Any of these operations might fail and the platform will report the associated error. Emilua will just propagate the original error to your program. If you want to handle the error portably you may call the method togeneric() to convert the platform-specific error code into the POSIX errno-like object:

function handle_error(e)
    if e:togeneric() == generic_error.EEXIST then
        -- EEXIST on POSIX or
        -- ERROR_ALREADY_EXISTS on Windows
        return handle_eexist(e)
    else
        error(e)
    end
end

It’s important to preserve the original error when you’re actually trying to understand why an operation fail on some platform. That’s why Emilua doesn’t try to hide it away under generic_error automatically, and you must always opt-in for the translation here. Try to keep the original error value in logs and only convert it to generic_error when you’re actually handling the error matching it against a set of conditions your program is able to handle.

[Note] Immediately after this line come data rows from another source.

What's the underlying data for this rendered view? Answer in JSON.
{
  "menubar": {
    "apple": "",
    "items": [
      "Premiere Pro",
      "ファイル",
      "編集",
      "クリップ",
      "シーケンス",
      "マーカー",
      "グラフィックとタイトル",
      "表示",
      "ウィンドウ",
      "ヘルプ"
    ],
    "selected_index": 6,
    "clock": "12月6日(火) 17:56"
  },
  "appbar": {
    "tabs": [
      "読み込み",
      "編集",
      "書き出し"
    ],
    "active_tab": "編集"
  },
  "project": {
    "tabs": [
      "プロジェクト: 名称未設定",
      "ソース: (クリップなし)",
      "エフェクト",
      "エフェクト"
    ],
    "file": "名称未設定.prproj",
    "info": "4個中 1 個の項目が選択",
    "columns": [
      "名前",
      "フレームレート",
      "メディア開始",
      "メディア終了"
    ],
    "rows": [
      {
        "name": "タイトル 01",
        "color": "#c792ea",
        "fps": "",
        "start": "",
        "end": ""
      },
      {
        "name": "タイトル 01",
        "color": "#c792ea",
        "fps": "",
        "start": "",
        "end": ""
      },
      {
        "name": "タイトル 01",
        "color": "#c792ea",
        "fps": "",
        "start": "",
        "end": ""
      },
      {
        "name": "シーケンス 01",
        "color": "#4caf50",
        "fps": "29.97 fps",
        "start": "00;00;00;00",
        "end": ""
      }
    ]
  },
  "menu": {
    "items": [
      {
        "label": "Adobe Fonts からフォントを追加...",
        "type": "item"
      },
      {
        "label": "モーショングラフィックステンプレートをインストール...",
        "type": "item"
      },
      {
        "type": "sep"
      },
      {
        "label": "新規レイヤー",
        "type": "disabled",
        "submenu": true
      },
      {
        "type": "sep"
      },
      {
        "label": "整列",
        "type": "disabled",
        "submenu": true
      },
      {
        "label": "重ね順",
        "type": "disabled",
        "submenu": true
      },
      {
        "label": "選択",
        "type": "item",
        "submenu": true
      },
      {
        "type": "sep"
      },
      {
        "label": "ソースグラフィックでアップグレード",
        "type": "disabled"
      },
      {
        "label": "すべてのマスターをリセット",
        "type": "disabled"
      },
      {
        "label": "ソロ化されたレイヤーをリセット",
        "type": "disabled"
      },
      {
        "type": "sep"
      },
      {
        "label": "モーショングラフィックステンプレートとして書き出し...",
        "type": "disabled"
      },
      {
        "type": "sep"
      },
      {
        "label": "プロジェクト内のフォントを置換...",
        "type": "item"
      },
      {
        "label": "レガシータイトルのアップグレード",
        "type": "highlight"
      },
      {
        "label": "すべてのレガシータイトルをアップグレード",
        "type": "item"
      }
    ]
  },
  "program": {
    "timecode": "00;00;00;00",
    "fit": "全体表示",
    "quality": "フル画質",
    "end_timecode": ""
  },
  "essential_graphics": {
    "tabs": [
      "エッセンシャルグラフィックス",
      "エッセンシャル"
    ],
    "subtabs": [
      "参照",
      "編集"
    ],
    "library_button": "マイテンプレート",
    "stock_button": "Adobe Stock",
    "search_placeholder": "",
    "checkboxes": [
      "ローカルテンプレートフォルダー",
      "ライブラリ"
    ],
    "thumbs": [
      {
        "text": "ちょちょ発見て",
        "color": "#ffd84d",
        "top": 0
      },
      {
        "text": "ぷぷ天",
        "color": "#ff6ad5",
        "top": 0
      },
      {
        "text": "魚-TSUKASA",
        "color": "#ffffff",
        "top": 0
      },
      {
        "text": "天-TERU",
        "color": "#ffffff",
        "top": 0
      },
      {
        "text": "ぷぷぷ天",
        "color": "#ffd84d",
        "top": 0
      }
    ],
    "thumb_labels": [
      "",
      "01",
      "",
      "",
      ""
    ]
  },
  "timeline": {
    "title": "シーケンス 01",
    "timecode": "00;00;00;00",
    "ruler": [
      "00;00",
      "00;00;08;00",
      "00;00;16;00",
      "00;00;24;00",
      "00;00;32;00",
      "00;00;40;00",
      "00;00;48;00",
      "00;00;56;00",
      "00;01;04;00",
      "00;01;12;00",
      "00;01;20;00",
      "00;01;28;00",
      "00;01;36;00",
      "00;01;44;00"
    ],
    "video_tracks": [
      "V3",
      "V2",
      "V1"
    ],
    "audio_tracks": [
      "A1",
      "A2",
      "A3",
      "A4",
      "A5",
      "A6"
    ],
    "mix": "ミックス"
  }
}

On Windows, the translation to POSIX error codes is done by code written by Microsoft. We do not hardcode any mapping ourselves. That’s the closest as it gets to any form of official support from the native platform. You can’t do any better than that, and you should feel safe to use the Emilua API directly instead of trying to bypass it.

Async IO and threading

Unfortunately, async filesystem operations never really gained traction in any mainstream operating system (and the scenario is unlikely to change). Read/write on files may make use async IO, but moving files, iterating on directories, etc all rely on blocking operations. It’d be terribly inefficient to create a thread for each of these operations. Using thread pools instead of plain threads would also have huge drawbacks. Therefore, Emilua opts to just block on all of these operations. If you need to perform operations from the module filesystem w/o blocking the current thread, use spawn_vm{inherit_context=false} to spawn an actor in a new thread from which you can unapologetically perform blocking operations.


1. Microsoft’s implementation of the standard library for C++17.